2-PandasDataframe.ipynb
3-DaskDataframe.ipynb
4-SparkDataframe.ipynb
5-CudaDataframe.ipynb
6-DaskCudaDataframe.ipynb

TASK 3: Assess Parallel Efficiency

In this task you will assess how runtime scales with the number of CPU cores.

  1. Run the notebook 7-ParallelEfficiency with the default file format csv and the dataframe library Dask.

Review the Parallel Efficiency plot. How well does Dask scale for this example?

  1. Use the widgets in the notebook to rerun the analysis with a different dataframe libraries and file format and create a Parallel Efficiency plot. Describe what you found out.

TASK 4: Run a Jupyter Notebook in Batch

In this task you learn how to parameterize a notebook and run it in batch. This batch job compares the runtime using csv vs. parquet files for 4 dataframe libraries: Pandas (1 CPU), Dask (8 CPUs), Spark (8 CPUs), Cuda (1 GPU).

  1. Parameterize the dataframe notebook
2-PandasDataframe.ipynb

The dataframe notebooks in this repo have already been parameterized, however to learn how to parameterize a notebook, first remove the current parameters tag, then add it back.

  • Select cell [3] in the 2-PandasDataframe.ipynb

  • Click the property inspector in the right sidebar (double gear icon at the top right)

  • Expand the COMMON TOOLS section

  • Note, the tag parameters has already been set. Remove it, then add it back

  • Type parameters in the “Add Tag” box and hit Enter

  • Save the notebook

  1. Edit the problem.sh batch script in the df-parallel directory. Look at the bottom of the file for instructions.

    • Add a papermill statement for each dataframe notebook to use the parquet and csv file_format and save the executed notebook in the ${RESULT_DIR}

    Check your script by comparing it with the solution.sh script.

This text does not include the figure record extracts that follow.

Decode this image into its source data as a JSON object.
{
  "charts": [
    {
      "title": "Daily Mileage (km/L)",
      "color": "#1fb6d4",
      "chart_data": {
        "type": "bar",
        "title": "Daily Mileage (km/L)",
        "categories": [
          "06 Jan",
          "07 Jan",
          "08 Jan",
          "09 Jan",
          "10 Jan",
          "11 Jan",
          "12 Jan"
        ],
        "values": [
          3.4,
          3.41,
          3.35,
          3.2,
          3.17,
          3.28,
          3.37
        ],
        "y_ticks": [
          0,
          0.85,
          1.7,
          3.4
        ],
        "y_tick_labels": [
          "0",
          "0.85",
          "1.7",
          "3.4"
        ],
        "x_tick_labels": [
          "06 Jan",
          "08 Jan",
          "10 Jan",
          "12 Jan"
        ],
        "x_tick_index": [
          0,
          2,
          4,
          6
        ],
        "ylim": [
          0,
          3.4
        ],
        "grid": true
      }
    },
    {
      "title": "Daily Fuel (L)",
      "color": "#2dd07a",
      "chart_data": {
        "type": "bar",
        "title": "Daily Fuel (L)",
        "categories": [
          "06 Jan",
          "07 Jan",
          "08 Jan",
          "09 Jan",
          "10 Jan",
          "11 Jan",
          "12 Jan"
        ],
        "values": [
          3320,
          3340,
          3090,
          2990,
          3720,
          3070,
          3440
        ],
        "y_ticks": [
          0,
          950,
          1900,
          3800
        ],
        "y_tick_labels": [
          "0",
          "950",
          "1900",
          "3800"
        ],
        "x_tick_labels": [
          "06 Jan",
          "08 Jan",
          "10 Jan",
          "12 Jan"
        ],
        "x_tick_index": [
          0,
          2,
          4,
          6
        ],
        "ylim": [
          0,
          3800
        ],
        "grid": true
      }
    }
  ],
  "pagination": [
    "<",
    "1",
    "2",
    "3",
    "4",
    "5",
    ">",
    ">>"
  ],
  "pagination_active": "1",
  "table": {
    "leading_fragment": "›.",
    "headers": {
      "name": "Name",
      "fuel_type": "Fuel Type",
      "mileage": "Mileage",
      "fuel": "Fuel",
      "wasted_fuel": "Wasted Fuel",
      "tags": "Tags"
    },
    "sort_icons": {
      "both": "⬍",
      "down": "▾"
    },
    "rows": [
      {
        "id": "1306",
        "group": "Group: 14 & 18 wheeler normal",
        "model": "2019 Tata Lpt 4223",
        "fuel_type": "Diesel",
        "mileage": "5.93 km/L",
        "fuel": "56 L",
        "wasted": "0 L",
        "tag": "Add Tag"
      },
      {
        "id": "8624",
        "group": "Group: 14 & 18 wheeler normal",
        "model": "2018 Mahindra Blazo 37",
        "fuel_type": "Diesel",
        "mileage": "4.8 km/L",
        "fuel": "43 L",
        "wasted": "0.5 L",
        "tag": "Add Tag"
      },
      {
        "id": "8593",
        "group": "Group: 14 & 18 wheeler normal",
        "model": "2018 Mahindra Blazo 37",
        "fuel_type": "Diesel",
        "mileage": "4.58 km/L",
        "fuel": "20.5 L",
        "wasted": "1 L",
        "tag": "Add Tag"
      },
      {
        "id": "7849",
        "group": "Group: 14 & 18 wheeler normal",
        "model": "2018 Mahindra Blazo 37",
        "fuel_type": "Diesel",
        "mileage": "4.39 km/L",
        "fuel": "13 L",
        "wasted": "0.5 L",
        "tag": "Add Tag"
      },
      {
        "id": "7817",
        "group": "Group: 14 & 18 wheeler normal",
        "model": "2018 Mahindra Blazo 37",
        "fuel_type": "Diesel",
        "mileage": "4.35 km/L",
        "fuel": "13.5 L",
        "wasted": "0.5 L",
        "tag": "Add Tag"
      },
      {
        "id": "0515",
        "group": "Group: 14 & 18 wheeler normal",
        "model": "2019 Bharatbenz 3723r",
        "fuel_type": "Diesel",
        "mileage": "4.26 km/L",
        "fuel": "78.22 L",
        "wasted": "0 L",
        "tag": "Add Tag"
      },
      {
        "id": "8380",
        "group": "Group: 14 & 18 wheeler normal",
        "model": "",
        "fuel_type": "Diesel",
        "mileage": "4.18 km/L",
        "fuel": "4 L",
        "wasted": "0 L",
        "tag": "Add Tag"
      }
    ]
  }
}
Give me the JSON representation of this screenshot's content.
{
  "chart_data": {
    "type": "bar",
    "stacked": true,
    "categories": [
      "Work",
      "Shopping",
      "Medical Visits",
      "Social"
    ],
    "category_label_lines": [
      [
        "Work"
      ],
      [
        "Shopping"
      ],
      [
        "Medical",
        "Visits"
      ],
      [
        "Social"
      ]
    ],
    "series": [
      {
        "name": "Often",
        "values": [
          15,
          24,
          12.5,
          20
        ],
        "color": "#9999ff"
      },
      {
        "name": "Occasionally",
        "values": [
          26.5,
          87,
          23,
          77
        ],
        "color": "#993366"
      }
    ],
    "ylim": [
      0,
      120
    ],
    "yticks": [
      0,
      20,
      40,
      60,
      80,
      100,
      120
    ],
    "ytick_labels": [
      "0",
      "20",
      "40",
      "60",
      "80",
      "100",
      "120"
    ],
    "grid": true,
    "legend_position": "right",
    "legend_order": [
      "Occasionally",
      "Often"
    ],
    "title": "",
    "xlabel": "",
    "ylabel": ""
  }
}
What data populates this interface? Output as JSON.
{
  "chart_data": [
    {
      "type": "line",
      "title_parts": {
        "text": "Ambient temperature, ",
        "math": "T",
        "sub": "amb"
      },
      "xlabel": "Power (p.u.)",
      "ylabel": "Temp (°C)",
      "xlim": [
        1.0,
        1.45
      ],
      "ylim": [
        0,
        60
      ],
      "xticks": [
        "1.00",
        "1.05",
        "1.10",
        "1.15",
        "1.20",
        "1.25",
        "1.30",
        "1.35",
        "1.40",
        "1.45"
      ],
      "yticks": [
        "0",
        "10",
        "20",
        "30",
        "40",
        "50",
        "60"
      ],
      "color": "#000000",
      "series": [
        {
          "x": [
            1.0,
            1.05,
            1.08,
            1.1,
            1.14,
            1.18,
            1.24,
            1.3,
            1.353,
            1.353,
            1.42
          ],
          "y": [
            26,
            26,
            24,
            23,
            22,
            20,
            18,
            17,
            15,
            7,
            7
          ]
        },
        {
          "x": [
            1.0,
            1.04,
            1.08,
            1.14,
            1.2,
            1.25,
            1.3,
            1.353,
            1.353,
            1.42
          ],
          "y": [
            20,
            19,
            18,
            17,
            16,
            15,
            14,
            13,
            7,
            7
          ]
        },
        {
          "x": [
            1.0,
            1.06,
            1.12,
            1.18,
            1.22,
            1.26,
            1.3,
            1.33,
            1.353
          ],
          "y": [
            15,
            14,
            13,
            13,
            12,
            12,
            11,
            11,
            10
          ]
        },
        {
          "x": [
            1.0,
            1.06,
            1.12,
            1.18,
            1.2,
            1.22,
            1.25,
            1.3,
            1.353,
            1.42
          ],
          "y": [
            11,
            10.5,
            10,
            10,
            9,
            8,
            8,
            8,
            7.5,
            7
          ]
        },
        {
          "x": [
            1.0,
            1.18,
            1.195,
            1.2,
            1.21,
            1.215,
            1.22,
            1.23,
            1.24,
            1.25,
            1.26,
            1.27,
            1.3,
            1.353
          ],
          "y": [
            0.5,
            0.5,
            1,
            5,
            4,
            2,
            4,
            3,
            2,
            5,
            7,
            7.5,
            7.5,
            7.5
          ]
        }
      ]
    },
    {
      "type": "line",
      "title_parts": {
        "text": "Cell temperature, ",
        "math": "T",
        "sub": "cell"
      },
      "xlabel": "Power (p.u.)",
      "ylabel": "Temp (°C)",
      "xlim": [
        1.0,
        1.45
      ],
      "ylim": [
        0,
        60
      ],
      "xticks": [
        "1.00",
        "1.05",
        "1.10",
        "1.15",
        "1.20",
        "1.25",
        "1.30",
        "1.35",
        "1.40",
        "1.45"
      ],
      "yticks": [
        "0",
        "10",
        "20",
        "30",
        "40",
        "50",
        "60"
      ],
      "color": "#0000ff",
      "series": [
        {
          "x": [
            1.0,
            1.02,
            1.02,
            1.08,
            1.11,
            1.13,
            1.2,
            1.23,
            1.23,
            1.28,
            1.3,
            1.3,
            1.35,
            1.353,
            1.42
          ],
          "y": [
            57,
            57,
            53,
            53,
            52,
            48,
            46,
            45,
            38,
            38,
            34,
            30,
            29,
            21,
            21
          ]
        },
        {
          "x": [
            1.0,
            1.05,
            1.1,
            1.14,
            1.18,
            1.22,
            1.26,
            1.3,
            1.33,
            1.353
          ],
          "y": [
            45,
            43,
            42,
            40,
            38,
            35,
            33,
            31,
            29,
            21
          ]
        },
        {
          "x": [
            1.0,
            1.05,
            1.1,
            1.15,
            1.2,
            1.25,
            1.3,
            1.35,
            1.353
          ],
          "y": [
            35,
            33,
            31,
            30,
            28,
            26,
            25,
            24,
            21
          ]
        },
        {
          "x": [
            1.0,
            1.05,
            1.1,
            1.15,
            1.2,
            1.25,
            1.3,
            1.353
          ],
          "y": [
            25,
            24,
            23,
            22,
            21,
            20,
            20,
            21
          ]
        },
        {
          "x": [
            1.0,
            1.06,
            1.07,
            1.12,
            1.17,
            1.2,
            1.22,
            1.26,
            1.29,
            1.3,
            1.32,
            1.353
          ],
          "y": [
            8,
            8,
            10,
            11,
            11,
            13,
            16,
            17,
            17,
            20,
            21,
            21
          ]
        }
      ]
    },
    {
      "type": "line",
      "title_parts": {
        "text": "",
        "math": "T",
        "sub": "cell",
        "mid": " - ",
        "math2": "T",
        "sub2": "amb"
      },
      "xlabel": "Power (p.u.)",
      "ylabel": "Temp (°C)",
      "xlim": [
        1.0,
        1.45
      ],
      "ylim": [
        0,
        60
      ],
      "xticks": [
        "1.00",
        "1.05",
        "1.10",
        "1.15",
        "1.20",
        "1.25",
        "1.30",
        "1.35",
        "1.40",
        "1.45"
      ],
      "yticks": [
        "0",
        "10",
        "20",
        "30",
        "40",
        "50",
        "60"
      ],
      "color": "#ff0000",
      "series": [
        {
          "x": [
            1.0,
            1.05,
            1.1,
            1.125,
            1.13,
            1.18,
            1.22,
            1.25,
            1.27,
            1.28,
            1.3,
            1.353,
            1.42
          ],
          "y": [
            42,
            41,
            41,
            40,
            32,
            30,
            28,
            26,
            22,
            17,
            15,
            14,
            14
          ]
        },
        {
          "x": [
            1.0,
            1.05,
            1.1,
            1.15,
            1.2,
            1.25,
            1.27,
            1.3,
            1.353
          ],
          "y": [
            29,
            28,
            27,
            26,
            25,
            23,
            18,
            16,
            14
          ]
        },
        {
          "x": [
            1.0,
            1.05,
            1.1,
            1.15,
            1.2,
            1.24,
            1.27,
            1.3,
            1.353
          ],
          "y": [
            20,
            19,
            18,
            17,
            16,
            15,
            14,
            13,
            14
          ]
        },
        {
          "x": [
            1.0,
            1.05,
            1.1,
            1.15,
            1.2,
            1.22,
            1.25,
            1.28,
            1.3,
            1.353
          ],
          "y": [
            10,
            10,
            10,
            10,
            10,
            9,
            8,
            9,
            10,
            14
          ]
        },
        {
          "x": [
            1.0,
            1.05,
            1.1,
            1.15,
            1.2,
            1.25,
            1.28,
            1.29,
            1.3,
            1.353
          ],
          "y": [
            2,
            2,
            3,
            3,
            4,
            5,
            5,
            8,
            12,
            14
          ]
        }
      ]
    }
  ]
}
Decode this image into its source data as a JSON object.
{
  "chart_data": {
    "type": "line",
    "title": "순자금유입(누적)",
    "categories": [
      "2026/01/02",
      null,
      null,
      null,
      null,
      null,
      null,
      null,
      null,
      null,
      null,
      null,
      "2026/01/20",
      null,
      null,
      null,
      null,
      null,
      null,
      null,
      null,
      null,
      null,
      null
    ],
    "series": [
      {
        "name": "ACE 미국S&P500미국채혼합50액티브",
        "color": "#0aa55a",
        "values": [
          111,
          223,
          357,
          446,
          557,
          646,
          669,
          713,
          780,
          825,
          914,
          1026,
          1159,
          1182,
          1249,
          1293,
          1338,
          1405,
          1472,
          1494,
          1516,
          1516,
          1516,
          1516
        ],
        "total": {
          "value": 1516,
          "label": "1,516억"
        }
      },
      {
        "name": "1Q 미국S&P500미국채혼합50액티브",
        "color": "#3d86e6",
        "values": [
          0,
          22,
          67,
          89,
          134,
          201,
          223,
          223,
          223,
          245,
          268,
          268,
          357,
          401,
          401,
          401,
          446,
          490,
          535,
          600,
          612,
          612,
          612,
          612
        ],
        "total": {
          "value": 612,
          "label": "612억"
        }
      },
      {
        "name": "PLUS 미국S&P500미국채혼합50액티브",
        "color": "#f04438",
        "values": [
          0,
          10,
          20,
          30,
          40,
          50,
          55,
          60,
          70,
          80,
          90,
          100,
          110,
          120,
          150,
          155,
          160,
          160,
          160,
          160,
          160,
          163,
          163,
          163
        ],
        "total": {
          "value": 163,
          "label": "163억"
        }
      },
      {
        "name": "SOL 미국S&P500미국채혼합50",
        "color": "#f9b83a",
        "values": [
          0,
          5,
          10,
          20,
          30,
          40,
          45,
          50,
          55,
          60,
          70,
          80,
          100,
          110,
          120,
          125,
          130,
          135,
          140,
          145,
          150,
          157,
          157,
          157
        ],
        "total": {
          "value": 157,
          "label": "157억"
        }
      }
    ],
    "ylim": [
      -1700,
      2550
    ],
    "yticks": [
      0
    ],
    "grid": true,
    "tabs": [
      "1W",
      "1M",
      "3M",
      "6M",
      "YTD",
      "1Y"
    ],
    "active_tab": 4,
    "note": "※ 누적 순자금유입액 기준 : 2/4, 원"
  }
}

  2. Shutdown Jupyter Lab!

    File -> Shutdown to terminate the process

    It is important to Shutdown Jupyter Lab now! Otherwise we will be running out of available GPUs for the next step.

  3. Change directory to df-parallel

  4. Submit the problem.sh batch script using sbatch

  5. Monitor the progress of the job in the Expanse Portal

    This jobs takes about 5 minutes to complete

  6. When the job has completed, review the benchmark results in the file: df-parallel/notebooks/results/benchmark.csv.

    Which dataframe libraries perform the best?

    Which file format is most efficient?